In either case, it is important to understand what functionality is available from each implementation platform and how any services that are used can be translated to the other implemenation platforms. This is one area where extensive experience is desirable and even required. Prior knowledge of how oft-used functions differ ever so slightly in their usage from platform to platform and what pitfalls to avoid can save a tremendous amount of time over learning on the job. Even an otherwise competent programmer but who has not done a port before can get into serious trouble with the seemingly trivial differences in service implementations from platform to platform. Having ported three major systems as well as numerous smaller programs across platforms such as Unix, Windows NT, NetWare and Linux, we know what to look for and how to make ports work.

To port existing code, one can use automated tools, such as lint, to look for platform incompatibilities. However, there is still no substitute for reading through all of the code line by line, looking for functions, etc. that aren't portable. Some of this can be done automatically by a program but much of it requires human intervention, something that we at BSM Development are well versed at. To complete the port, one essentially does what one should have done in the first place, which is to make the code portable using a number of well-known techniques.

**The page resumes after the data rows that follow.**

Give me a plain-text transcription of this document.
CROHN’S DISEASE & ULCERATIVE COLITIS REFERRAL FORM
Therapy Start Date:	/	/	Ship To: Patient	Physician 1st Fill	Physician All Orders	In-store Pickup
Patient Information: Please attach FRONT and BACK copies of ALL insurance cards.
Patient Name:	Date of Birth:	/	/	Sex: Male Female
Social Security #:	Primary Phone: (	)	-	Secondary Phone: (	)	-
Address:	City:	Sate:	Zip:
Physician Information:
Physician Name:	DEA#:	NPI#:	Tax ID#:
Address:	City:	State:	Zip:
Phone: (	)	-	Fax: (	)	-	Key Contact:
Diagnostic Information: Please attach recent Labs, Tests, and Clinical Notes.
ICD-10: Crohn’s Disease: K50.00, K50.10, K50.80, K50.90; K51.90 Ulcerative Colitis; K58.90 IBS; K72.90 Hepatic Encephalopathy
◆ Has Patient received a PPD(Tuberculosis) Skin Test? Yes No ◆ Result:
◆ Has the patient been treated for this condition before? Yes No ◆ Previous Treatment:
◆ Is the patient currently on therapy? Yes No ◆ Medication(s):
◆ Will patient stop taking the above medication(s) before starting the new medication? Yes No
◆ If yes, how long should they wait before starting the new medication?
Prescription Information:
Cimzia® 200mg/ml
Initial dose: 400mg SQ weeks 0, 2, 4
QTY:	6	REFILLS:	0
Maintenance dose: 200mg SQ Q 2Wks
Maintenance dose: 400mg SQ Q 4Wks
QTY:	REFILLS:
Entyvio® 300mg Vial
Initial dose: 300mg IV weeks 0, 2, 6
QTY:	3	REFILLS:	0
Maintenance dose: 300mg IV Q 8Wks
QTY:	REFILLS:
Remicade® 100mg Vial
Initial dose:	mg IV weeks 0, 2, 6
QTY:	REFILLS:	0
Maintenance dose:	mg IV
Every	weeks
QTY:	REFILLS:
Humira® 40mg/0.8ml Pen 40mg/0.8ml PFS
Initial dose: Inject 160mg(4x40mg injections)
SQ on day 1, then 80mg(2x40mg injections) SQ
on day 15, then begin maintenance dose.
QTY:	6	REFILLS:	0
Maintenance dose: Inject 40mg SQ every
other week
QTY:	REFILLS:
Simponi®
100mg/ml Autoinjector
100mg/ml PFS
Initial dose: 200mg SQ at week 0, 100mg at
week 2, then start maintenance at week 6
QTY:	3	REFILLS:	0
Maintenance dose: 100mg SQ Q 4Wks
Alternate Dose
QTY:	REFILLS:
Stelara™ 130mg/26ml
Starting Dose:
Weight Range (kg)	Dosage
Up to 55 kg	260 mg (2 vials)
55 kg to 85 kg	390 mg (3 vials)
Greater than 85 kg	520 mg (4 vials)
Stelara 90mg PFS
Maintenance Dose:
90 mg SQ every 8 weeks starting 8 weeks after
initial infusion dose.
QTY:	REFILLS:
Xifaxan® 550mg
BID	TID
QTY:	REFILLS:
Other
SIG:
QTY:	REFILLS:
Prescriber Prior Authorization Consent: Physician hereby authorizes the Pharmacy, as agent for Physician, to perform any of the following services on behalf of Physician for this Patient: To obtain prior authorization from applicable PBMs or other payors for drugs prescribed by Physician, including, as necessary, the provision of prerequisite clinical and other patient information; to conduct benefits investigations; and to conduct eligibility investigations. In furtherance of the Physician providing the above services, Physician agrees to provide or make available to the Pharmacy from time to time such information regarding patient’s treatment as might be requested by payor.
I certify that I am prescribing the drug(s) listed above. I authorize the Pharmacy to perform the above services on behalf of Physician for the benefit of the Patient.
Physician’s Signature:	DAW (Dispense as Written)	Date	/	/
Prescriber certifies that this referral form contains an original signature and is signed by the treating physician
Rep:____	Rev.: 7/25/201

Over the years, BSM Development has developed a set of techniques that it applies to build portable programs. The first step is to create a small number of carefully-crafted header files laying out a set of generic data types that are portable to all platforms. We have examples of such header files that we can provide to kick start your porting process.

The second step is to partition the code into two components: the service interface layer; and the algorithmic layer. The algorithmic layer is that which implements all of the program's real functionality. The service interface layer is a simple layer that we build on top of each platform which essentially becomes a common virtual machine whereupon the algorithmic layer is built. The other side of the service interface layer either passes service requests through to the underlying target OS (sometimes after massaging them slightly) or simulates those functions which are important but not supplied directly by the target OS. Often, the services provided by this layer are the lowest common denominator between all of the platforms upon which the ported software is intended to run.

In our experience, some of the services you might consider building into the service interface layer are: shared memory; Remote Procedure Call (RPC); event scheduling; handle management; a signalling mechanism such as semaphores; access to system information (e.g. user name, machine name, etc.); message delivery or Inter Process Communication (IPC); and access to a database. Once again, we can provide you with examples of which services to implement and how to do so.

Another route to producing portable systems is to build them on top of one of the portable development environments such as Java, Perl or PHP. Here too, there are pitfalls, however. For example, not all Java development environments are created equal nor do they all have the same features. Once again, the extensive porting experience of BSM Development can be utilized to identify which features are universal and can be used and which should be avoided like the plague.